Le sigh. The arbor-shaded walkway leading out of our little private garden haven of wine and cheese and back to the public area of the winery. It was a real shame to have to leave.


Before leaving we, of course, had to buy a few bottles. Sadly, the musee was quite a bit our of our price range (though I feel sure we'll be grabbing up a bottle or two before they're all gone - apparently there's only about 30% of the original run left) but we went away with a bottle each of the Gallery white, the rose, and the Taste Red, all of which my mother generously footed the bill for as a birthday gift. Thanks Mom!

(And as further proof of the value they place on their customers, we were not only given a bit of a break on the price of the tour itself because of "the heat in the garden" but we were also given an extra discount over the usual one offered to tour members. Anyplace that gives us bonuses like that, completely unsolicited, is automatically ranked pretty high in my book.)

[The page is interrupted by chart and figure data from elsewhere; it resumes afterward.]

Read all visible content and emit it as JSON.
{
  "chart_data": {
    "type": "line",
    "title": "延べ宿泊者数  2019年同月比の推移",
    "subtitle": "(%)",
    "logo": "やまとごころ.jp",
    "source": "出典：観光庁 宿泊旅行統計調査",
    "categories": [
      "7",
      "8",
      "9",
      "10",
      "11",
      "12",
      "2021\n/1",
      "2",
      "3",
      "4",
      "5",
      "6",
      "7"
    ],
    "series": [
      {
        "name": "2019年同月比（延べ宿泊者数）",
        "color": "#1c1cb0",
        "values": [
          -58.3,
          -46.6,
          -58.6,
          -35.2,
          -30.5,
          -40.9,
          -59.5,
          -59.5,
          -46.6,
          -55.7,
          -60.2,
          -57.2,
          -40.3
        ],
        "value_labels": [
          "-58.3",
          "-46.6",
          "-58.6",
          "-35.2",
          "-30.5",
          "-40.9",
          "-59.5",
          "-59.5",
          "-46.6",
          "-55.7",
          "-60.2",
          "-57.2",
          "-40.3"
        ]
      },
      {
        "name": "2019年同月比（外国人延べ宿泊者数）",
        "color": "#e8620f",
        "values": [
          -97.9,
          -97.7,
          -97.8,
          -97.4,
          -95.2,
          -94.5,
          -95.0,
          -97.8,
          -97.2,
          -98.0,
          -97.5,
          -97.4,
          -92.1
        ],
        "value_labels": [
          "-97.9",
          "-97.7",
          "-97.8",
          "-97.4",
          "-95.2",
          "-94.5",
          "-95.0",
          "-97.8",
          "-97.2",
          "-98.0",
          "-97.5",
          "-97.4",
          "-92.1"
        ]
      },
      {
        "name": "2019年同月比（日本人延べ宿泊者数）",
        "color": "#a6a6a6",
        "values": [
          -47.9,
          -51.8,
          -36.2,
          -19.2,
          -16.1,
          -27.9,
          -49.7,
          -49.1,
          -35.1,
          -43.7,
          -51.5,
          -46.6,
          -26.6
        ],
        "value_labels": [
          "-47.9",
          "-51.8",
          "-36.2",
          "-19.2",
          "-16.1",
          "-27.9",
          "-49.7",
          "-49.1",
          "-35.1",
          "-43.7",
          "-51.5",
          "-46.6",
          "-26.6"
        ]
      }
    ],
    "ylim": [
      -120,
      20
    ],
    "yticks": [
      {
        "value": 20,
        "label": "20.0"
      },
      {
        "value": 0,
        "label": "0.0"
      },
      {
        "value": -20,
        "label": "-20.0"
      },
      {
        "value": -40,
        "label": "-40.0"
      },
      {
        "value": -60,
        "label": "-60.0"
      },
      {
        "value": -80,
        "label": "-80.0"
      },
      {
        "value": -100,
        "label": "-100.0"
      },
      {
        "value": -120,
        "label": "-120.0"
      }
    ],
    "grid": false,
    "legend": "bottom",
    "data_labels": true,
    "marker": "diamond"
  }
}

All in all, this was a truly wonderful experience, one that I'm grateful to have had. I learned far more than I would have expected about the process and business of winemaking, and got to eat and drink tons of good things, and spend lots of time outdoors in a beautiful place on a gloriously sunny day. Does it really get any better than that? I don't think so. And in case you're wondering, we will definitely be going back, and will definitely be buying more of their wine.

Of course, having a few bottles in our hand right now, we just couldn't resist the opportunity to repeat the experience at home, albeit on a much smaller scale. :)


I can't think of a better way to relax on a warm Sunday afternoon than with a great bottle of wine, a plate of cheese and munchies, and my honey to share it all with.


Our private wine-and-cheese party consisted of a bottle of that fantastic Corey Creek rose (which I must admit we did not properly chill - oddly, it seemed to be at its best when quite cool), two kinds of cheese (drunken goat, which is goat's cheese that is aged with grape must, and fiore de sardegna, which was a random choice at the store this week and is completely delicious, nutty and almost tart with a texture like manchego), a fuji apple all sliced up, plus a few marinated mushrooms, almond-stuffed green olives, tri-color cerignola olives, and some tiny sweet grape tomatoes.


I just love the way this wine looks when the sun hits it. (Also, my pictures look so much better when taken in natural light! Our apartment is just too dark to take good photos, and I'm too lazy to set up a proper light box. I think I'll have to work on that.)


Though our outdoor patio isn't quite as quiet or pretty as the vineyard was, and though we didn't have the extravagant collection of tastes to savor, it was still a perfectly lovely way to spend an afternoon. Who says you have to drive an hour just to feel grown-up and sophisticated?

(Clearly, though, we were just pretending, because just a few hours later we were walking to the grocery store for beer and Elios frozen pizza for dinner. What? I know its trashy, but even a gourmet cook just wants some Kraft mac-n-cheese every so often!)

Bedell Cellars Vineyard and Winery
36225 Main Road, (Rt. 25)
Cutchogue, NY 11935
Phone: (631) 734-7537
http://www.bedellcellars.com

What we did:
Proprietors Garden VIP Tour and Tasting
Weekends at 12 & 3pm
$50 per person
Call up the vineyard and ask for Matt - he'll be able to set you up. Just call a week or two in advance to be sure there'll be an open spot for your party. For bigger groups, there's always the snatdard VIP Tour and tasting, which is $35 per person and is the same tour, without the private garden tasting afterwards (though you still get some kind of tasting a tthe end - not too clear on the scope compared to ours).)